Crisis mounting for the liberal media.

As a liberal, I have long understood, recognized, and not denied that liberals, not conservatives, are in charge of the American media. The exception of Fox News proves the rule. Conservative commentators dominate talk radio, but they are commentators. They do not pretend to give the news objectively. Where the news is given as news, nearly invariably, the journalists who find the news and give the news to the people are liberals of the most orthodox sort.

Liberal media organizations today face a mounting crisis, perhaps the most serious one they have faced for decades. It is a crisis of their own manufacture. The mask is coming off. Americans are becoming more aware than ever of the starkly liberal slant of Dan Rather, Peter Jennings, Tom Brokaw, CNN, the local newspaper, and just about every other major media organization in the country, as Brent Bozell observes. (*)

Outwardly, all reputable journalists claim that their ideal is to give the news objectively—without any bias or spin. Privately, most reputable journalists calmly claim to be “the conscience” of the country. Presenting the facts objectively, however, is different than being “the conscience.”

The argument about the impossibility of true objectivity in news coverage is a red herring. The liberal media has swung far away from even an attempt at objectivity.

Bozell notes the insufferable smugness of the media elites.

[T]he point was driven home to me several years ago at a meeting with a Los Angeles newspaper. The Media Research Center had just released an exhaustive study regarding liberal bias in the news media, and I was scheduled to meet with the editorial board of the (now-defunct) Los Angeles Herald-Examiner to discuss the report’s findings. When I arrived, however, I was ushered into the conference room and met by a solitary figure, a member of the editorial board obviously pegged with the unsavory assignment of listening to this pesky conservative. The ponytailed hair and the cold body language — he silently pointed me to a chair — hinted that this would be anything but a productive meeting. I made an opening statement, then passed him the voluminous report we were to discuss. Without bothering to open it, the editor shoved it back at me and unleashed a vitriolic harangue against conservatives. Niceties flew out the window as he snarled, “All you conservatives care about is making money!” Clearly we weren’t going to discuss the report, so I asked him what liberals like him cared about. Without bothering to deny my description of his ideological persuasion, he quickly shot back, “You just don’t get it: We are the social conscience of this country and we have an obligation to use the media.”

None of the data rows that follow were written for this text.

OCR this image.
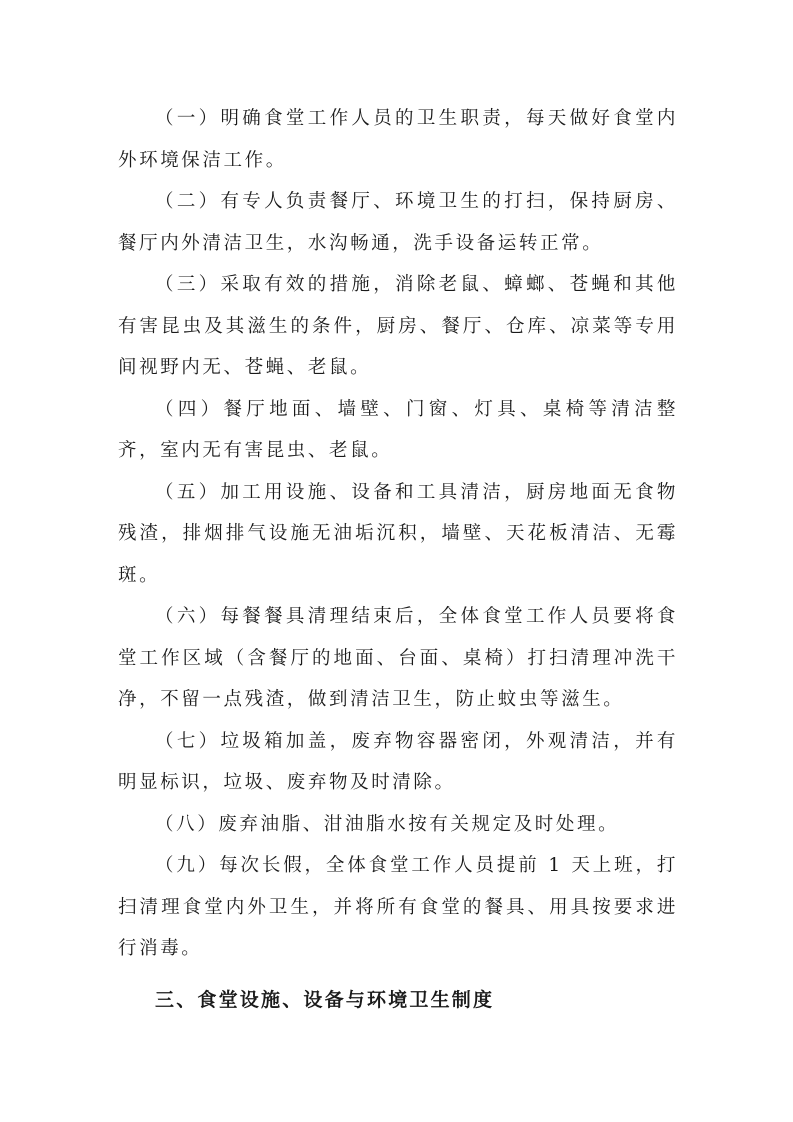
（一）明确食堂工作人员的卫生职责，每天做好食堂内外环境保洁工作。

（二）有专人负责餐厅、环境卫生的打扫，保持厨房、餐厅内外清洁卫生，水沟畅通，洗手设备运转正常。

（三）采取有效的措施，消除老鼠、蟑螂、苍蝇和其他有害昆虫及其滋生的条件，厨房、餐厅、仓库、凉菜等专用间视野内无、苍蝇、老鼠。

（四）餐厅地面、墙壁、门窗、灯具、桌椅等清洁整齐，室内无有害昆虫、老鼠。

（五）加工用设施、设备和工具清洁，厨房地面无食物残渣，排烟排气设施无油垢沉积，墙壁、天花板清洁、无霉斑。

（六）每餐餐具清理结束后，全体食堂工作人员要将食堂工作区域（含餐厅的地面、台面、桌椅）打扫清理冲洗干净，不留一点残渣，做到清洁卫生，防止蚊虫等滋生。

（七）垃圾箱加盖，废弃物容器密闭，外观清洁，并有明显标识，垃圾、废弃物及时清除。

（八）废弃油脂、泔油脂水按有关规定及时处理。

（九）每次长假，全体食堂工作人员提前 1 天上班，打扫清理食堂内外卫生，并将所有食堂的餐具、用具按要求进行消毒。

三、食堂设施、设备与环境卫生制度
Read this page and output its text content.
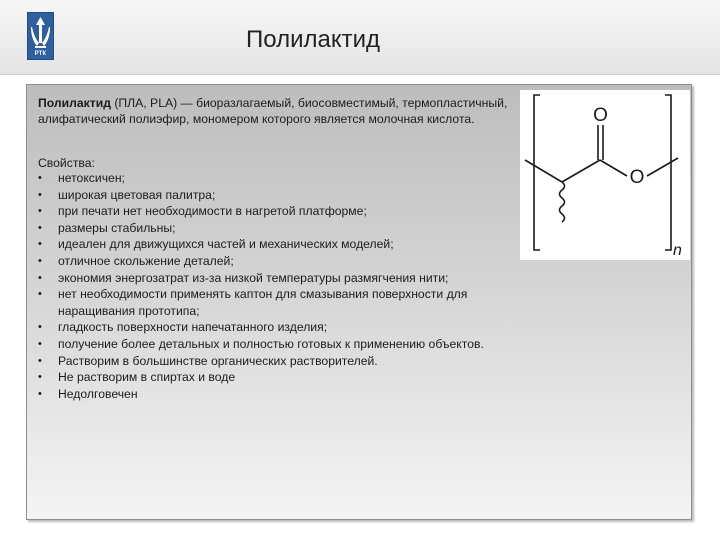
РТК
Полилактид
O
O
n
Полилактид (ПЛА, PLA) — биоразлагаемый, биосовместимый, термопластичный, алифатический полиэфир, мономером которого является молочная кислота.
Свойства:
• нетоксичен;
• широкая цветовая палитра;
• при печати нет необходимости в нагретой платформе;
• размеры стабильны;
• идеален для движущихся частей и механических моделей;
• отличное скольжение деталей;
• экономия энергозатрат из-за низкой температуры размягчения нити;
• нет необходимости применять каптон для смазывания поверхности для наращивания прототипа;
• гладкость поверхности напечатанного изделия;
• получение более детальных и полностью готовых к применению объектов.
• Растворим в большинстве органических растворителей.
• Не растворим в спиртах и воде
• Недолговечен
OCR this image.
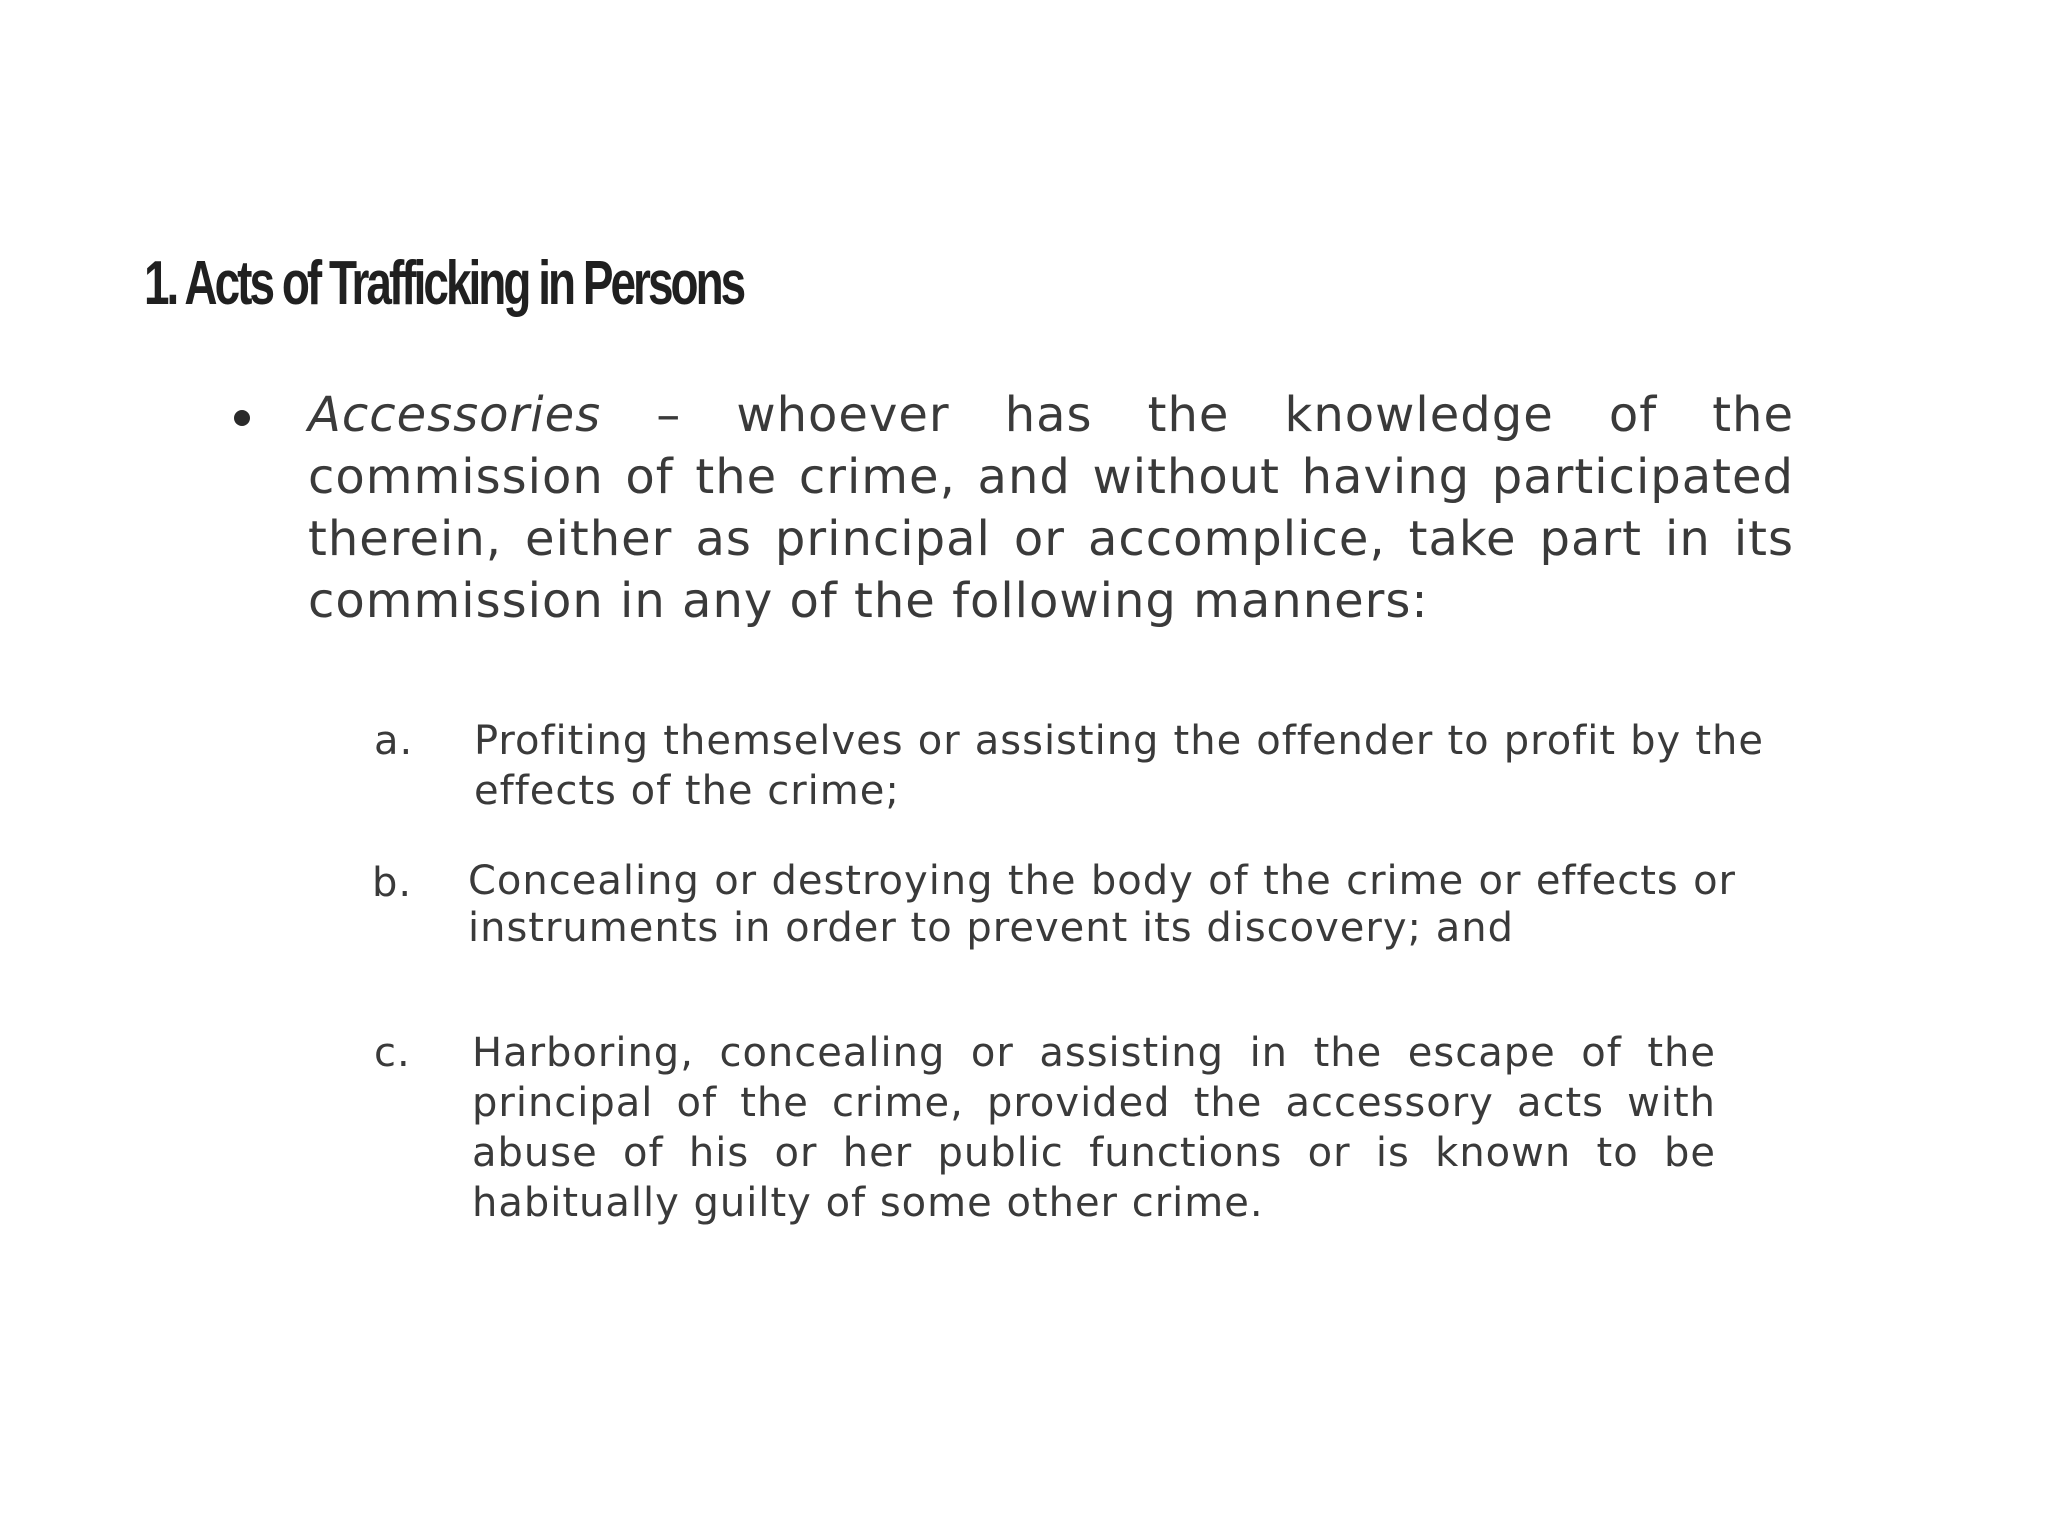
1. Acts of Trafficking in Persons

Accessories – whoever has the knowledge of the commission of the crime, and without having participated therein, either as principal or accomplice, take part in its commission in any of the following manners:

a.	Profiting themselves or assisting the offender to profit by the effects of the crime;

b.	Concealing or destroying the body of the crime or effects or instruments in order to prevent its discovery; and

c.	Harboring, concealing or assisting in the escape of the principal of the crime, provided the accessory acts with abuse of his or her public functions or is known to be habitually guilty of some other crime.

At least this editor had the decency to admit what so many others steadfastly deny. Yes, the mainstream news media’s view of conservatives is less than flattering — the liberal media see conservatives as “the great unwashed,” as Republican congressman Henry Hyde aptly put it — and that is a big problem. But just as important, and too often overlooked, is the problem of how the media view themselves. The media elites feel they must be the “social conscience of this country”; they seem to have a higher calling beyond objectively reporting what happens on a day-to-day basis. Reporters, editors, and producers routinely display an arrogance driven by an inflated sense of self-worth. They are the enlightened, the elite. This attitude cannot help but distort the way the news is covered.

The liberal media elite’s deep suspicion of the Iraq war effort and of the Global War on Terrorism has driven it to energetically spin coverage of these major events. As most Americans are not in tune with the media’s mistaken suspicion, but rightly see the war in the context of the national interest, people can’t help but notice the discrepency between the media’s claim to objectivity and the reality. Why so much coverage of the isolated incidents at the Abu Ghraib prison and so little of our military triumphs? The only answer is bias against the war effort.

The mounting crisis of the liberal media is one of their own credibility. As they make their money by providing facts to people, trust is the only thing of real value they have, and now, sadly, they are frittering that away.

At a level of greater depth, however, the crisis of the liberal media reflects the crisis within orthodox liberalism, a static set of ideologies that deserve to be called paleoliberalism. (†) This is the liberalism of the past. As no “next-generation” version of liberalism has come forward, the death of paleoliberalism as a working set of political principles presents a sizable challenge for those who expect to rely on them.

Fundamentally, the crisis of liberal politics in America, and around the world, is not one of being out-hustled politically or of being the victim of dirty tricks. It is a crisis of imagination, a crisis of vision.

As an unorthodox liberal, I look forward to a day with both a more objective media and an invigorated liberalism.